# A Volcanic Hydrogen Habitable Zone

**Authors:** Ramses Ramirez, Lisa Kaltenegger

arXiv: 1702.08618 · 2017-03-01

## TL;DR

This paper proposes that volcanic outgassing of hydrogen can significantly extend the habitable zone around stars beyond traditional limits, especially for planets with substantial volcanic hydrogen atmospheres, enhancing potential habitability.

## Contribution

It introduces the concept of a volcanic hydrogen habitable zone, extending the classical habitable zone by incorporating volcanic H2 outgassing effects into climate models.

## Key findings

- Hydrogen outgassing can extend the habitable zone to ~2.4 AU in our Solar System.
- The outer edge of the habitable zone can be shifted outward by 30-60% with high hydrogen concentrations.
- Atmospheric scale heights increase, aiding remote detection of volcanic hydrogen atmospheres.

## Abstract

The classical habitable zone is the circular region around a star in which liquid water could exist on the surface of a rocky planet. The outer edge of the traditional N2-CO2-H2O habitable zone (HZ) extends out to nearly 1.7 AU in our Solar System, beyond which condensation and scattering by CO2 outstrips its greenhouse capacity. Here, we show that volcanic outgassing of atmospheric H2 on a planet near the outer edge can extend the habitable zone out to ~2.4 AU in our solar system.
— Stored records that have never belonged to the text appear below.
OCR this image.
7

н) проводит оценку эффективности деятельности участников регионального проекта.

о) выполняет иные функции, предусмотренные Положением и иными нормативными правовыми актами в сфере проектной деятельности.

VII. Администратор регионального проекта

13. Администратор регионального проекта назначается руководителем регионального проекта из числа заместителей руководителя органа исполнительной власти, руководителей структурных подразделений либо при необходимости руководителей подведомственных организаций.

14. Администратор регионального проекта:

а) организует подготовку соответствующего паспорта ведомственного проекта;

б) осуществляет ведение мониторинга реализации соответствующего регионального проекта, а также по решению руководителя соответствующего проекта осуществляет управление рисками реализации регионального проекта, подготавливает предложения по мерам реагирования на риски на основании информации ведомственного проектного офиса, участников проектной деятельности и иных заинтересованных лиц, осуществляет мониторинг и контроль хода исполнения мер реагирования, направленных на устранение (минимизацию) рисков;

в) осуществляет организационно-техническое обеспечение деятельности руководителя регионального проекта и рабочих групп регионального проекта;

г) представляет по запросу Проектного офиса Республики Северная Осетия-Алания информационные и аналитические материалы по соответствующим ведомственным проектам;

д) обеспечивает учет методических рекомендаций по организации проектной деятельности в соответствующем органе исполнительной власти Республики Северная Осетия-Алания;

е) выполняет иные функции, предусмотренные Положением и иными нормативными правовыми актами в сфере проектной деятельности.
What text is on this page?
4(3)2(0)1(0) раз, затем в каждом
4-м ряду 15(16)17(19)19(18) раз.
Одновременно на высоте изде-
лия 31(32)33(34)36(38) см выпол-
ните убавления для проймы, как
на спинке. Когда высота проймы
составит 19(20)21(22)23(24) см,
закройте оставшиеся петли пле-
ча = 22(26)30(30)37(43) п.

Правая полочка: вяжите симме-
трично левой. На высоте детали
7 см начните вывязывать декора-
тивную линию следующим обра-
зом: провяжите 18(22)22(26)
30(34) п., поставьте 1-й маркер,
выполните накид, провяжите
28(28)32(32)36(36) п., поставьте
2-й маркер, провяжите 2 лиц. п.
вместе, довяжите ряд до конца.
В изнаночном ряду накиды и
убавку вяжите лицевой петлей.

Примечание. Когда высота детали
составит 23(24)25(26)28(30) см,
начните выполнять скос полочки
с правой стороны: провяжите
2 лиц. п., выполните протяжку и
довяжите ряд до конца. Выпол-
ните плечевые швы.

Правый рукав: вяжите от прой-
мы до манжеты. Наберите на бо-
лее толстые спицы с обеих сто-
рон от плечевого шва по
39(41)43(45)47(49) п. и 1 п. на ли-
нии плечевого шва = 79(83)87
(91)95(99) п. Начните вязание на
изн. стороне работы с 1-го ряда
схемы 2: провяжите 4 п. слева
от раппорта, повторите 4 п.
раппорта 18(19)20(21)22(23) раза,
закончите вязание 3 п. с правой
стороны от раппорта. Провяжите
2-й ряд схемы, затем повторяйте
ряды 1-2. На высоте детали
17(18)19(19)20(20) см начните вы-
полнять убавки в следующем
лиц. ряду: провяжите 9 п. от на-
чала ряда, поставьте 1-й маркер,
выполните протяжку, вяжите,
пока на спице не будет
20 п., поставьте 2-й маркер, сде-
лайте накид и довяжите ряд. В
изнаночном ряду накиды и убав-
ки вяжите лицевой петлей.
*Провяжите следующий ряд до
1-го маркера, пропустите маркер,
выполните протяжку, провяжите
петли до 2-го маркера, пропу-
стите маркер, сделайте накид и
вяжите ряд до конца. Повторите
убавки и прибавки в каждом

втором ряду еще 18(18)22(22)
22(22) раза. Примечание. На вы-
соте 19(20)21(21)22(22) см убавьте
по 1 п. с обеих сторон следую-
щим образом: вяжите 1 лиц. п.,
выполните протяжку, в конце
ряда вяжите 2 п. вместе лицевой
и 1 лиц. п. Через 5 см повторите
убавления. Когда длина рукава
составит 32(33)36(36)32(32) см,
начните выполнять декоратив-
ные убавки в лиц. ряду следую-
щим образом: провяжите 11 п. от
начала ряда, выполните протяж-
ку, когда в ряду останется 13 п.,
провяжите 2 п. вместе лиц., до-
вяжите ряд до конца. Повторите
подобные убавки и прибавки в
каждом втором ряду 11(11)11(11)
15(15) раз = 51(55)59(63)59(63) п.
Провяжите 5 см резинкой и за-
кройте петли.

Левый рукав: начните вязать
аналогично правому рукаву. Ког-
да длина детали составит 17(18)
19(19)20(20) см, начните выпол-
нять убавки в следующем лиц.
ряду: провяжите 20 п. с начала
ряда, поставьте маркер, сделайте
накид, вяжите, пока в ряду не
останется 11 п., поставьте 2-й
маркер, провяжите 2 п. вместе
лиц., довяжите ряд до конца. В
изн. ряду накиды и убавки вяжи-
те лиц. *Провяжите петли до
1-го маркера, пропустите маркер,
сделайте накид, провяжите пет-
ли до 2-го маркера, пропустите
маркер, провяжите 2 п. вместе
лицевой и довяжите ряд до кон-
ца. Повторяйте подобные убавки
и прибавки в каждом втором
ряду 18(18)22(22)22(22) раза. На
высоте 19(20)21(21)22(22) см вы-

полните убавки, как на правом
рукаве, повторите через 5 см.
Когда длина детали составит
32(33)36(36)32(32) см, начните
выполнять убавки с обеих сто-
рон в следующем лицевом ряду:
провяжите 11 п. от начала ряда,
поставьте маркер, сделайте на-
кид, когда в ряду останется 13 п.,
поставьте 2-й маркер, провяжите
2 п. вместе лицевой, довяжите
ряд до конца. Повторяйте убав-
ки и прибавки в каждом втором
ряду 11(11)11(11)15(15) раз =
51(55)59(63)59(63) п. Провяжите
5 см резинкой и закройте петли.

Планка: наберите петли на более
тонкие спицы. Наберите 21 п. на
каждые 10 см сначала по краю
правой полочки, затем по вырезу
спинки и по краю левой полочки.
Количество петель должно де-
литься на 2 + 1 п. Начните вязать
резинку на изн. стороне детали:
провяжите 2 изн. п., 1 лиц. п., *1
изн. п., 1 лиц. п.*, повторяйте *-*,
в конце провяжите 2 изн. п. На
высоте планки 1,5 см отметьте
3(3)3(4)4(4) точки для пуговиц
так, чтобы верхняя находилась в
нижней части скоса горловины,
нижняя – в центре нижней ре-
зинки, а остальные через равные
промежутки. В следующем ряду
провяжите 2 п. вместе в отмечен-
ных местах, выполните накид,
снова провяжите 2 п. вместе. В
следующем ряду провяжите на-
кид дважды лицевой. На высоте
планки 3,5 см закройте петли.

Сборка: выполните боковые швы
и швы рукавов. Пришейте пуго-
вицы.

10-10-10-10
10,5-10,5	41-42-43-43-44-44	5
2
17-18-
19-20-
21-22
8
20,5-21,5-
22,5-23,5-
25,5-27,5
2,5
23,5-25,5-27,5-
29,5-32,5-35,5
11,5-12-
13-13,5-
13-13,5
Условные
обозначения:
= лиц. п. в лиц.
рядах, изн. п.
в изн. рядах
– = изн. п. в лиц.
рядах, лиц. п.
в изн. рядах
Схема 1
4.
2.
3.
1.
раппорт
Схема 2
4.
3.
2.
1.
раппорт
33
This wider volcanic hydrogen habitable zone (N2-CO2-H2O-H2) can be sustained as long as volcanic H2 output offsets its escape from the top of the atmosphere. We use a single-column radiative-convective climate model to compute the HZ limits of this volcanic hydrogen habitable zone for hydrogen concentrations between 1% and 50%, assuming diffusion-limited atmospheric escape. At a hydrogen concentration of 50%, the effective stellar flux required to support the outer edge decreases by ~35% to 60% for M to A stars. The corresponding orbital distances increase by ~30% to 60%. The inner edge of this HZ only moves out by ~0.1 to 4% relative to the classical HZ because H2 warming is reduced in dense H2O atmospheres. The atmospheric scale heights of such volcanic H2 atmospheres near the outer edge of the HZ also increase, facilitating remote detection of atmospheric signatures.